2005
Ce document est lié à :
Rabaska : Revue d'ethnologie de l'Amérique française ; vol. 3 (2005)
Tous droits réservés © Société québécoise d’ethnologie, 2005
Claude Verreault, « Voyage en Acadie et autres pérégrinations nord-américaines de Geneviève Massignon : l’Amérique française vue par une « Française de France » au milieu du XXe siècle », Rabaska: Revue d'ethnologie de l'Amérique française, ID : 10.7202/201710ar
Née à Paris le 21 avril 1921, Geneviève Massignon est décédée prématurément le 9 juin 1966, à l’âge de 45 ans. Fille de l’islamologue Louis Massignon, filleule de l’écrivain Paul Claudel, elle a grandi dans un milieu d’intellectuels. Après avoir obtenu une licence ès lettres classiques à la Sorbonne, elle suivra après la guerre les conférences d’Albert Dauzat à l’École des Hautes Études, alors que ce dernier s’apprêtait à lancer le chantier du nouvel atlas linguistique de la France par régions.
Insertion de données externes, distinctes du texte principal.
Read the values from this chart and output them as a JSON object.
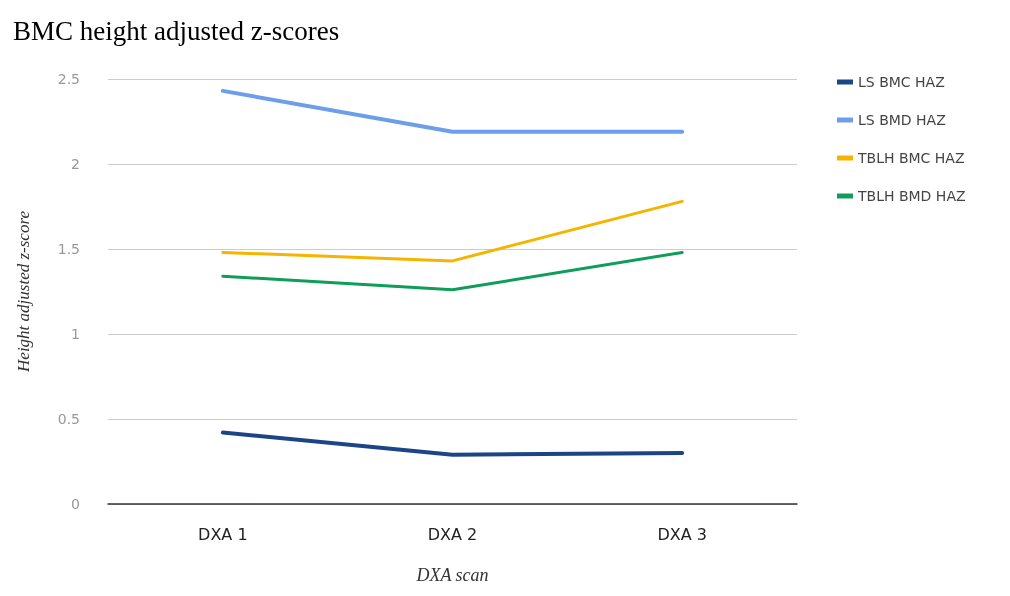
{
  "chart_data": {
    "type": "line",
    "title": "BMC height adjusted z-scores",
    "xlabel": "DXA scan",
    "ylabel": "Height adjusted z-score",
    "categories": [
      "DXA 1",
      "DXA 2",
      "DXA 3"
    ],
    "series": [
      {
        "name": "LS BMC HAZ",
        "color": "#1c4587",
        "values": [
          0.42,
          0.29,
          0.3
        ]
      },
      {
        "name": "LS BMD HAZ",
        "color": "#6d9eeb",
        "values": [
          2.43,
          2.19,
          2.19
        ]
      },
      {
        "name": "TBLH BMC HAZ",
        "color": "#f4b400",
        "values": [
          1.48,
          1.43,
          1.78
        ]
      },
      {
        "name": "TBLH BMD HAZ",
        "color": "#0f9d58",
        "values": [
          1.34,
          1.26,
          1.48
        ]
      }
    ],
    "ylim": [
      0,
      2.5
    ],
    "yticks": [
      0,
      0.5,
      1,
      1.5,
      2,
      2.5
    ],
    "grid": "y",
    "legend": "top right",
    "marker": "none",
    "line_style": "solid"
  }
}
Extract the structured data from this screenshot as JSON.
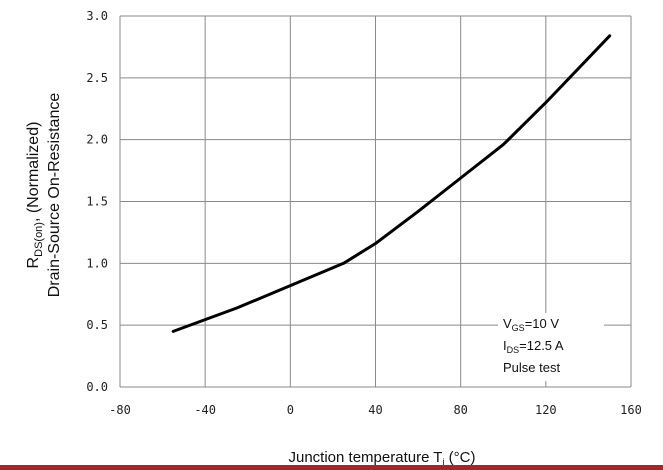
{
  "chart_data": {
    "type": "line",
    "xlabel": {
      "main": "Junction temperature T",
      "sub": "j",
      "tail": " (°C)"
    },
    "ylabel": {
      "line1_main": "R",
      "line1_sub": "DS(on)",
      "line1_tail": ", (Normalized)",
      "line2": "Drain-Source On-Resistance"
    },
    "xlim": [
      -80,
      160
    ],
    "ylim": [
      0.0,
      3.0
    ],
    "xticks": [
      -80,
      -40,
      0,
      40,
      80,
      120,
      160
    ],
    "yticks": [
      0.0,
      0.5,
      1.0,
      1.5,
      2.0,
      2.5,
      3.0
    ],
    "xtick_labels": [
      "-80",
      "-40",
      "0",
      "40",
      "80",
      "120",
      "160"
    ],
    "ytick_labels": [
      "0.0",
      "0.5",
      "1.0",
      "1.5",
      "2.0",
      "2.5",
      "3.0"
    ],
    "grid": true,
    "series": [
      {
        "x": [
          -55,
          -25,
          0,
          25,
          40,
          60,
          80,
          100,
          120,
          150
        ],
        "y": [
          0.45,
          0.64,
          0.82,
          1.0,
          1.16,
          1.42,
          1.69,
          1.96,
          2.3,
          2.84
        ]
      }
    ],
    "annotation": {
      "line1_main": "V",
      "line1_sub": "GS",
      "line1_tail": "=10 V",
      "line2_main": "I",
      "line2_sub": "DS",
      "line2_tail": "=12.5 A",
      "line3": "Pulse test"
    },
    "colors": {
      "line": "#000000",
      "grid": "#8a8a8a",
      "accent_rule": "#a0282c"
    }
  }
}
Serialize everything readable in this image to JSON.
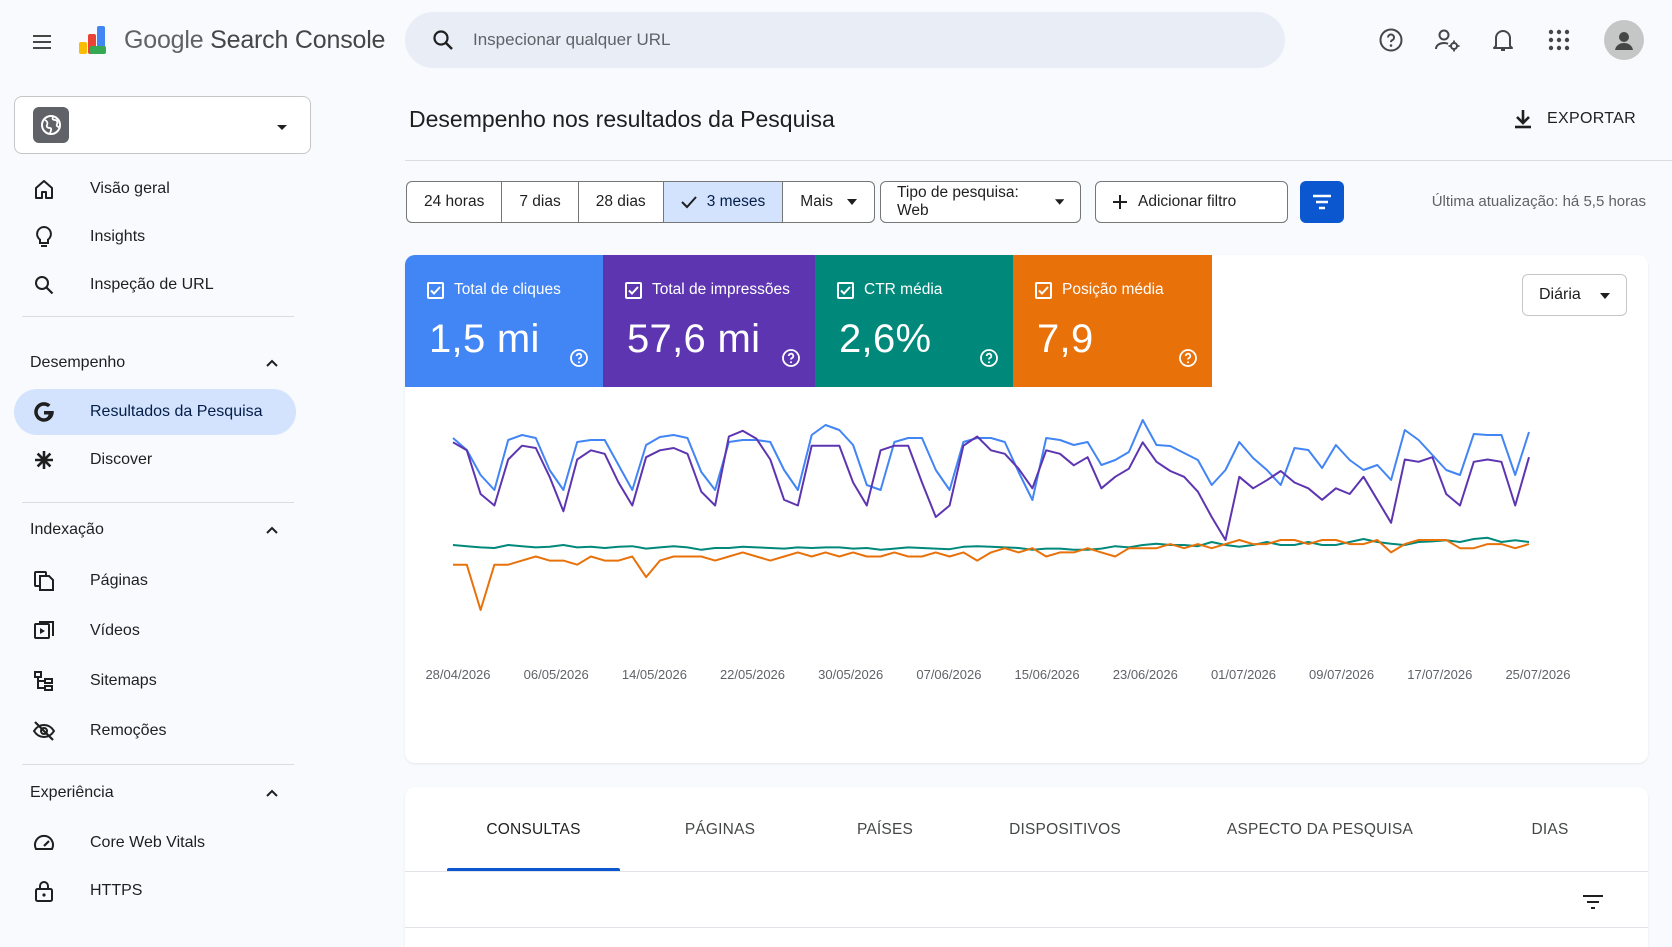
{
  "app": {
    "brand_google": "Google",
    "brand_product": "Search Console"
  },
  "search": {
    "placeholder": "Inspecionar qualquer URL"
  },
  "sidebar": {
    "items_top": [
      {
        "label": "Visão geral",
        "icon": "home-icon"
      },
      {
        "label": "Insights",
        "icon": "lightbulb-icon"
      },
      {
        "label": "Inspeção de URL",
        "icon": "search-icon"
      }
    ],
    "section_performance": "Desempenho",
    "performance_items": [
      {
        "label": "Resultados da Pesquisa",
        "icon": "google-g-icon",
        "active": true
      },
      {
        "label": "Discover",
        "icon": "asterisk-icon"
      }
    ],
    "section_indexing": "Indexação",
    "indexing_items": [
      {
        "label": "Páginas",
        "icon": "pages-icon"
      },
      {
        "label": "Vídeos",
        "icon": "video-icon"
      },
      {
        "label": "Sitemaps",
        "icon": "sitemap-icon"
      },
      {
        "label": "Remoções",
        "icon": "eye-off-icon"
      }
    ],
    "section_experience": "Experiência",
    "experience_items": [
      {
        "label": "Core Web Vitals",
        "icon": "gauge-icon"
      },
      {
        "label": "HTTPS",
        "icon": "lock-icon"
      }
    ]
  },
  "main": {
    "title": "Desempenho nos resultados da Pesquisa",
    "export_label": "EXPORTAR",
    "ranges": [
      "24 horas",
      "7 dias",
      "28 dias",
      "3 meses",
      "Mais"
    ],
    "selected_range": "3 meses",
    "search_type": "Tipo de pesquisa: Web",
    "add_filter": "Adicionar filtro",
    "updated": "Última atualização: há 5,5 horas",
    "granularity": "Diária"
  },
  "metrics": [
    {
      "label": "Total de cliques",
      "value": "1,5 mi",
      "color": "#4285f4"
    },
    {
      "label": "Total de impressões",
      "value": "57,6 mi",
      "color": "#5e35b1"
    },
    {
      "label": "CTR média",
      "value": "2,6%",
      "color": "#00897b"
    },
    {
      "label": "Posição média",
      "value": "7,9",
      "color": "#e8710a"
    }
  ],
  "chart_data": {
    "type": "line",
    "x_ticks": [
      "28/04/2026",
      "06/05/2026",
      "14/05/2026",
      "22/05/2026",
      "30/05/2026",
      "07/06/2026",
      "15/06/2026",
      "23/06/2026",
      "01/07/2026",
      "09/07/2026",
      "17/07/2026",
      "25/07/2026"
    ],
    "grid": false,
    "y_axis_labels_shown": false,
    "series": [
      {
        "name": "Total de cliques",
        "color": "#4285f4",
        "values": [
          0.82,
          0.7,
          0.45,
          0.3,
          0.8,
          0.85,
          0.82,
          0.5,
          0.3,
          0.78,
          0.8,
          0.8,
          0.55,
          0.3,
          0.75,
          0.83,
          0.85,
          0.82,
          0.48,
          0.3,
          0.78,
          0.8,
          0.8,
          0.78,
          0.5,
          0.3,
          0.85,
          0.95,
          0.9,
          0.75,
          0.35,
          0.3,
          0.78,
          0.82,
          0.82,
          0.5,
          0.3,
          0.78,
          0.82,
          0.82,
          0.78,
          0.48,
          0.2,
          0.82,
          0.8,
          0.75,
          0.78,
          0.55,
          0.6,
          0.68,
          1.0,
          0.75,
          0.74,
          0.67,
          0.6,
          0.35,
          0.5,
          0.78,
          0.62,
          0.5,
          0.35,
          0.72,
          0.7,
          0.52,
          0.75,
          0.6,
          0.5,
          0.55,
          0.4,
          0.9,
          0.8,
          0.65,
          0.5,
          0.45,
          0.86,
          0.85,
          0.85,
          0.45,
          0.88
        ]
      },
      {
        "name": "Total de impressões",
        "color": "#5e35b1",
        "values": [
          0.85,
          0.78,
          0.4,
          0.3,
          0.7,
          0.82,
          0.8,
          0.55,
          0.25,
          0.7,
          0.78,
          0.75,
          0.5,
          0.3,
          0.72,
          0.78,
          0.8,
          0.75,
          0.42,
          0.3,
          0.9,
          0.95,
          0.88,
          0.7,
          0.35,
          0.3,
          0.82,
          0.82,
          0.82,
          0.5,
          0.3,
          0.78,
          0.82,
          0.82,
          0.5,
          0.2,
          0.3,
          0.82,
          0.9,
          0.78,
          0.75,
          0.62,
          0.45,
          0.78,
          0.75,
          0.65,
          0.72,
          0.45,
          0.55,
          0.62,
          0.85,
          0.68,
          0.6,
          0.55,
          0.42,
          0.2,
          0.0,
          0.55,
          0.45,
          0.52,
          0.6,
          0.5,
          0.45,
          0.35,
          0.45,
          0.4,
          0.55,
          0.35,
          0.15,
          0.7,
          0.68,
          0.72,
          0.4,
          0.3,
          0.68,
          0.7,
          0.68,
          0.3,
          0.72
        ]
      },
      {
        "name": "CTR média",
        "color": "#00897b",
        "values": [
          0.5,
          0.48,
          0.46,
          0.45,
          0.5,
          0.48,
          0.46,
          0.47,
          0.5,
          0.46,
          0.47,
          0.45,
          0.47,
          0.48,
          0.44,
          0.46,
          0.48,
          0.46,
          0.42,
          0.45,
          0.45,
          0.47,
          0.46,
          0.45,
          0.44,
          0.46,
          0.45,
          0.46,
          0.46,
          0.44,
          0.45,
          0.42,
          0.44,
          0.46,
          0.45,
          0.44,
          0.43,
          0.47,
          0.48,
          0.47,
          0.46,
          0.45,
          0.42,
          0.44,
          0.44,
          0.42,
          0.42,
          0.44,
          0.48,
          0.46,
          0.5,
          0.52,
          0.5,
          0.5,
          0.48,
          0.55,
          0.5,
          0.47,
          0.5,
          0.55,
          0.5,
          0.5,
          0.55,
          0.5,
          0.5,
          0.55,
          0.6,
          0.55,
          0.52,
          0.5,
          0.55,
          0.56,
          0.58,
          0.55,
          0.6,
          0.62,
          0.55,
          0.58,
          0.55
        ]
      },
      {
        "name": "Posição média",
        "color": "#e8710a",
        "values": [
          7.9,
          7.9,
          9.0,
          7.9,
          7.9,
          7.8,
          7.7,
          7.8,
          7.8,
          7.9,
          7.7,
          7.8,
          7.8,
          7.7,
          8.2,
          7.8,
          7.7,
          7.7,
          7.7,
          7.8,
          7.7,
          7.6,
          7.7,
          7.8,
          7.7,
          7.6,
          7.7,
          7.6,
          7.7,
          7.6,
          7.7,
          7.7,
          7.6,
          7.7,
          7.7,
          7.6,
          7.7,
          7.6,
          7.8,
          7.6,
          7.5,
          7.6,
          7.5,
          7.7,
          7.6,
          7.6,
          7.5,
          7.6,
          7.7,
          7.5,
          7.5,
          7.5,
          7.4,
          7.5,
          7.4,
          7.5,
          7.4,
          7.3,
          7.4,
          7.4,
          7.3,
          7.3,
          7.4,
          7.3,
          7.3,
          7.4,
          7.4,
          7.3,
          7.6,
          7.4,
          7.3,
          7.3,
          7.3,
          7.5,
          7.5,
          7.4,
          7.4,
          7.5,
          7.4
        ]
      }
    ]
  },
  "tabs": [
    "CONSULTAS",
    "PÁGINAS",
    "PAÍSES",
    "DISPOSITIVOS",
    "ASPECTO DA PESQUISA",
    "DIAS"
  ]
}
Intéressée à la fois par la linguistique et le folklore, elle est fascinée par l’Acadie, dont elle avait entendu parler par le violoniste Arthur Leblanc, une connaissance de la famille, ainsi que par son frère Yves Massignon qui avait commencé une étude de géographie humaine sur la haute vallée du fleuve Saint-Jean, cours d’eau qui marque la frontière entre le Nouveau-Brunswick, le Québec et l’État américain du Maine. Grâce à une bourse du ministère français des Affaires étrangères, Geneviève Massignon séjournera en Acadie en 1946-1947 pour y effectuer des enquêtes linguistiques et folkloriques qui donneront lieu à deux thèses de doctorat soutenues à l’Université de Paris. Intitulée Les Parlers français d’Acadie et publiée en 1962, sa thèse principale constitue une étude remarquable à tous égards, pour laquelle Massignon a d’ailleurs obtenu la Médaille de l’Académie canadienne-française en 1963. Consacrée à la chanson populaire, sa thèse complémentaire ne sera publiée qu’en 1994. De retour en France en 1947, Geneviève Massignon se consacrera à la préparation et à réalisation de l’Atlas linguistique et ethnographique de l’Ouest. À l’occasion de son séjour en Acadie en 1946-1947, Geneviève Massignon en a profité pour traverser le Canada d’est en ouest puis pour se rendre en Louisiane, ce qui lui a permis de se faire une meilleure idée de ce que l’on appelle maintenant la francophonie nord-américaine. À partir des impressions qu’elle a rapportées de son voyage en Acadie et de ses autres pérégrinations nord-américaines, je me propose, dans cet article, de dégager la vision que cette « Française de France », comme elle s’est elle-même qualifiée, a eue de l’Amérique française de l’époque.